11.2.3 Polynomial Regression
Extends linear regression to model non-linear relationships.
# Fit polynomial model
poly_model <- lm(Petal.Length ~ poly(Sepal.Length, 2), data = iris)
# Print summary
summary(poly_model)
##
## Call:
## lm(formula = Petal.Length ~ poly(Sepal.Length, 2), data = iris)
##
## Residuals:
## Min 1Q Median 3Q Max
## -2.6751 -0.5138 0.1218 0.5356 2.6287
##
## Coefficients:
## Estimate Std. Error t value Pr(>|t|)
## (Intercept) 3.75800 0.06847 54.888 < 2e-16 ***
## poly(Sepal.Length, 2)1 18.78473 0.83854 22.402 < 2e-16 ***
## poly(Sepal.Length, 2)2 -2.84550 0.83854 -3.393 0.000887 ***
## ---
## Signif. codes: 0 '***' 0.001 '**' 0.01 '*' 0.05 '.' 0.1 ' ' 1
##
## Residual standard error: 0.8385 on 147 degrees of freedom
## Multiple R-squared: 0.7774, Adjusted R-squared: 0.7744
## F-statistic: 256.7 on 2 and 147 DF, p-value: < 2.2e-16
ggplot(iris, aes(x = Sepal.Length, y = Petal.Length)) +
geom_point(color = "steelblue") +
geom_smooth(method = "lm", formula = y ~ poly(x, 2), se = FALSE, color = "darkorange") +
ggtitle("Polynomial Regression: Sepal Length vs Petal Length") +
xlab("Sepal Length (cm)") +
ylab("Petal Length (cm)") +
theme_minimal(base_size = 14) +
theme(plot.title = element_text(size = 16, hjust = 0.5, color = "darkorange"))
Used when the dependent variable is categorical.
# Fit logistic regression model
logistic_model <- glm(Species ~ Petal.Length + Petal.Width, data = iris, family = "binomial")
# Print summary
summary(logistic_model)
##
## Call:
## glm(formula = Species ~ Petal.Length + Petal.Width, family = "binomial",
## data = iris)
##
## Deviance Residuals:
## Min 1Q Median 3Q Max
## -3.970e-05 -2.100e-08 2.100e-08 2.100e-08 4.718e-05
##
## Coefficients:
## Estimate Std.

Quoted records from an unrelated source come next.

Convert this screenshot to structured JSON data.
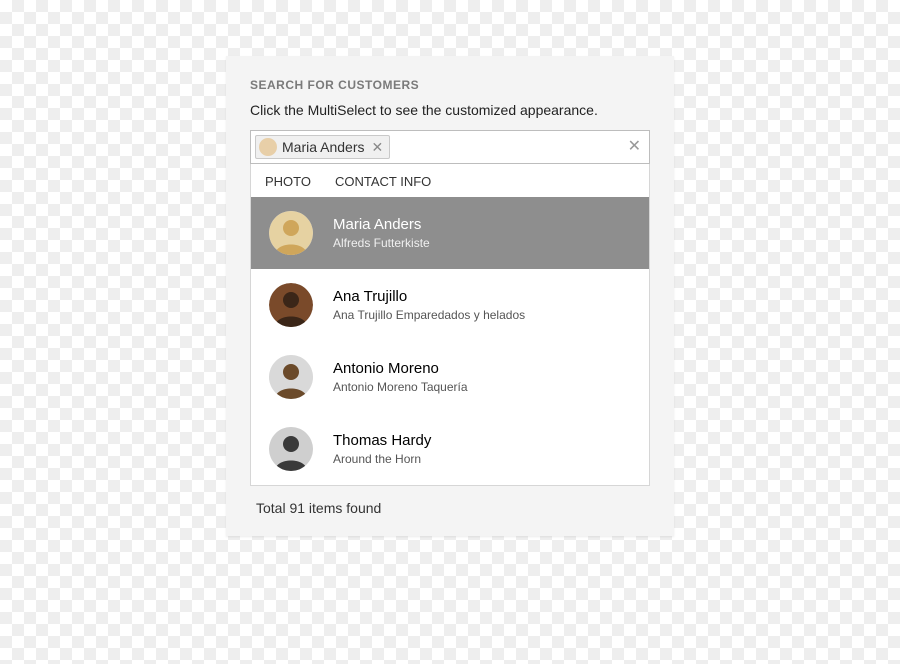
{
  "heading": "SEARCH FOR CUSTOMERS",
  "instructions": "Click the MultiSelect to see the customized appearance.",
  "multiselect": {
    "chip": {
      "label": "Maria Anders"
    }
  },
  "dropdown": {
    "header": {
      "photo": "PHOTO",
      "contact": "CONTACT INFO"
    },
    "items": [
      {
        "name": "Maria Anders",
        "company": "Alfreds Futterkiste",
        "selected": true,
        "avatar_bg": "#e6d2a2",
        "avatar_fg": "#cfa65b"
      },
      {
        "name": "Ana Trujillo",
        "company": "Ana Trujillo Emparedados y helados",
        "selected": false,
        "avatar_bg": "#7a4a2a",
        "avatar_fg": "#3b2618"
      },
      {
        "name": "Antonio Moreno",
        "company": "Antonio Moreno Taquería",
        "selected": false,
        "avatar_bg": "#d9d9d9",
        "avatar_fg": "#6b4a2a"
      },
      {
        "name": "Thomas Hardy",
        "company": "Around the Horn",
        "selected": false,
        "avatar_bg": "#cfcfcf",
        "avatar_fg": "#3a3a3a"
      }
    ]
  },
  "footer": {
    "total_text": "Total 91 items found",
    "total_count": 91
  }
}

Error z value Pr(>|z|)
## (Intercept) -69.45 43042.94 -0.002 0.999
## Petal.Length 17.60 43449.07 0.000 1.000
## Petal.Width 33.89 115850.84 0.000 1.000
##
## (Dispersion parameter for binomial family taken to be 1)
##
## Null deviance: 1.9095e+02 on 149 degrees of freedom
## Residual deviance: 5.1700e-09 on 147 degrees of freedom
## AIC: 6
##
## Number of Fisher Scoring iterations: 25
library(ggplot2)
ggplot(iris, aes(x = Petal.Length, y = Petal.Width, color = Species)) +
geom_point(size = 3) +
ggtitle("Logistic Regression: Decision Boundary") +
xlab("Petal Length (cm)") +
ylab("Petal Width (cm)") +
theme_minimal(base_size = 14) +
theme(plot.title = element_text(size = 16, hjust = 0.5, color = "purple"))

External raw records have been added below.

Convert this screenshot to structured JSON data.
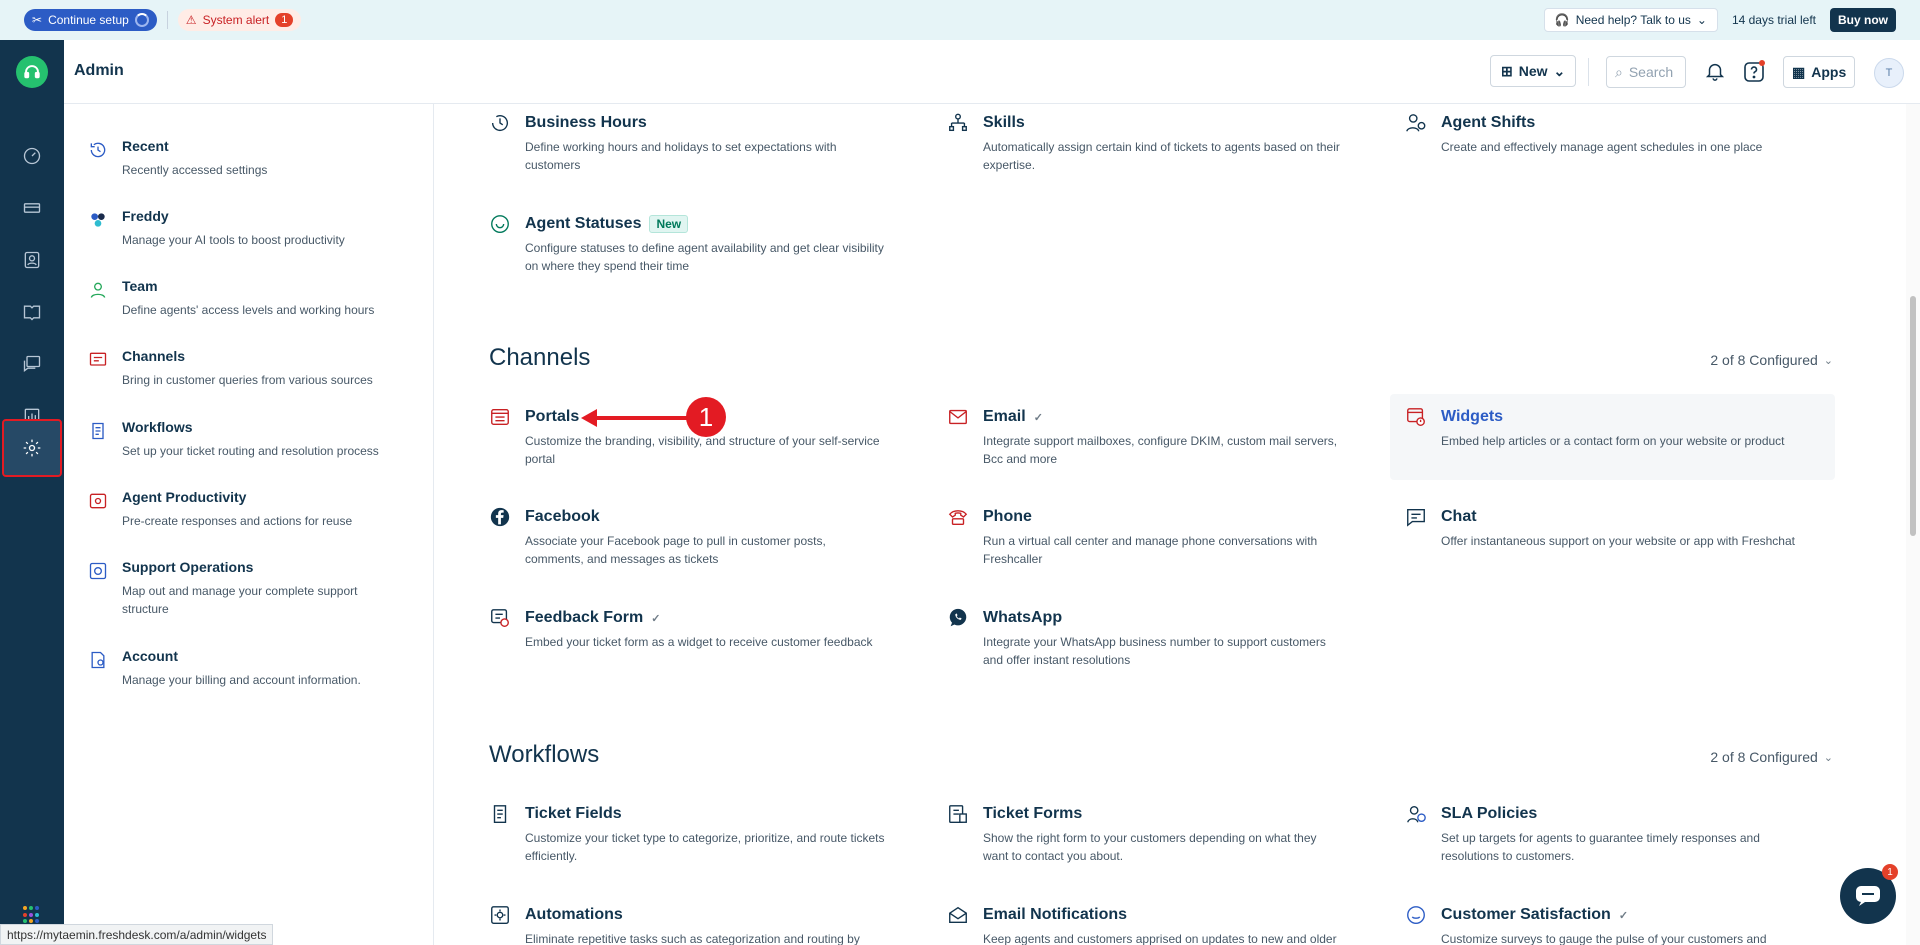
{
  "banner": {
    "setup_label": "Continue setup",
    "alert_label": "System alert",
    "alert_count": "1",
    "help_label": "Need help? Talk to us",
    "trial_text": "14 days trial left",
    "buy_label": "Buy now"
  },
  "header": {
    "title": "Admin",
    "new_label": "New",
    "search_placeholder": "Search",
    "apps_label": "Apps",
    "avatar_initial": "T"
  },
  "sidebar": {
    "items": [
      {
        "label": "Recent",
        "desc": "Recently accessed settings",
        "icon": "history-icon"
      },
      {
        "label": "Freddy",
        "desc": "Manage your AI tools to boost productivity",
        "icon": "freddy-icon"
      },
      {
        "label": "Team",
        "desc": "Define agents' access levels and working hours",
        "icon": "team-icon"
      },
      {
        "label": "Channels",
        "desc": "Bring in customer queries from various sources",
        "icon": "channels-icon"
      },
      {
        "label": "Workflows",
        "desc": "Set up your ticket routing and resolution process",
        "icon": "workflows-icon"
      },
      {
        "label": "Agent Productivity",
        "desc": "Pre-create responses and actions for reuse",
        "icon": "productivity-icon"
      },
      {
        "label": "Support Operations",
        "desc": "Map out and manage your complete support structure",
        "icon": "support-ops-icon"
      },
      {
        "label": "Account",
        "desc": "Manage your billing and account information.",
        "icon": "account-icon"
      }
    ]
  },
  "team_cards": [
    {
      "label": "Business Hours",
      "desc": "Define working hours and holidays to set expectations with customers"
    },
    {
      "label": "Skills",
      "desc": "Automatically assign certain kind of tickets to agents based on their expertise."
    },
    {
      "label": "Agent Shifts",
      "desc": "Create and effectively manage agent schedules in one place"
    },
    {
      "label": "Agent Statuses",
      "desc": "Configure statuses to define agent availability and get clear visibility on where they spend their time",
      "tag": "New"
    }
  ],
  "channels": {
    "title": "Channels",
    "configured": "2 of 8 Configured",
    "cards": [
      {
        "label": "Portals",
        "desc": "Customize the branding, visibility, and structure of your self-service portal"
      },
      {
        "label": "Email",
        "desc": "Integrate support mailboxes, configure DKIM, custom mail servers, Bcc and more"
      },
      {
        "label": "Widgets",
        "desc": "Embed help articles or a contact form on your website or product"
      },
      {
        "label": "Facebook",
        "desc": "Associate your Facebook page to pull in customer posts, comments, and messages as tickets"
      },
      {
        "label": "Phone",
        "desc": "Run a virtual call center and manage phone conversations with Freshcaller"
      },
      {
        "label": "Chat",
        "desc": "Offer instantaneous support on your website or app with Freshchat"
      },
      {
        "label": "Feedback Form",
        "desc": "Embed your ticket form as a widget to receive customer feedback"
      },
      {
        "label": "WhatsApp",
        "desc": "Integrate your WhatsApp business number to support customers and offer instant resolutions"
      }
    ]
  },
  "workflows": {
    "title": "Workflows",
    "configured": "2 of 8 Configured",
    "cards": [
      {
        "label": "Ticket Fields",
        "desc": "Customize your ticket type to categorize, prioritize, and route tickets efficiently."
      },
      {
        "label": "Ticket Forms",
        "desc": "Show the right form to your customers depending on what they want to contact you about."
      },
      {
        "label": "SLA Policies",
        "desc": "Set up targets for agents to guarantee timely responses and resolutions to customers."
      },
      {
        "label": "Automations",
        "desc": "Eliminate repetitive tasks such as categorization and routing by"
      },
      {
        "label": "Email Notifications",
        "desc": "Keep agents and customers apprised on updates to new and older"
      },
      {
        "label": "Customer Satisfaction",
        "desc": "Customize surveys to gauge the pulse of your customers and"
      }
    ]
  },
  "annotation": {
    "number": "1"
  },
  "status_url": "https://mytaemin.freshdesk.com/a/admin/widgets",
  "chat_badge": "1",
  "colors": {
    "rail": "#12344d",
    "accent": "#2c5cc5",
    "alert": "#e4412a",
    "highlight_outline": "#e31b23"
  }
}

11.2.4 Ridge and Lasso Regression
Used to handle multicollinearity and feature selection in datasets with many predictors.
Example: Regularized regression with glmnet
library(glmnet)
# Prepare data
x <- as.matrix(iris[, 1:4])
y <- as.numeric(iris$Species)
# Fit ridge regression
ridge_model <- glmnet(x, y, alpha = 0)
# Fit lasso regression
lasso_model <- glmnet(x, y, alpha = 1)
Plot the coefficient paths for ridge and lasso regression.
11.3 Summary
In this chapter, we explored various regression techniques, from simple linear models to more advanced methods like logistic, ridge, and lasso regression, using the Iris dataset as an example. Custom visualizations were created for each method, emphasizing clear, publication-quality designs with tailored aesthetics. Understanding these regression techniques equips analysts with the tools to model and interpret complex relationships in real-world datasets.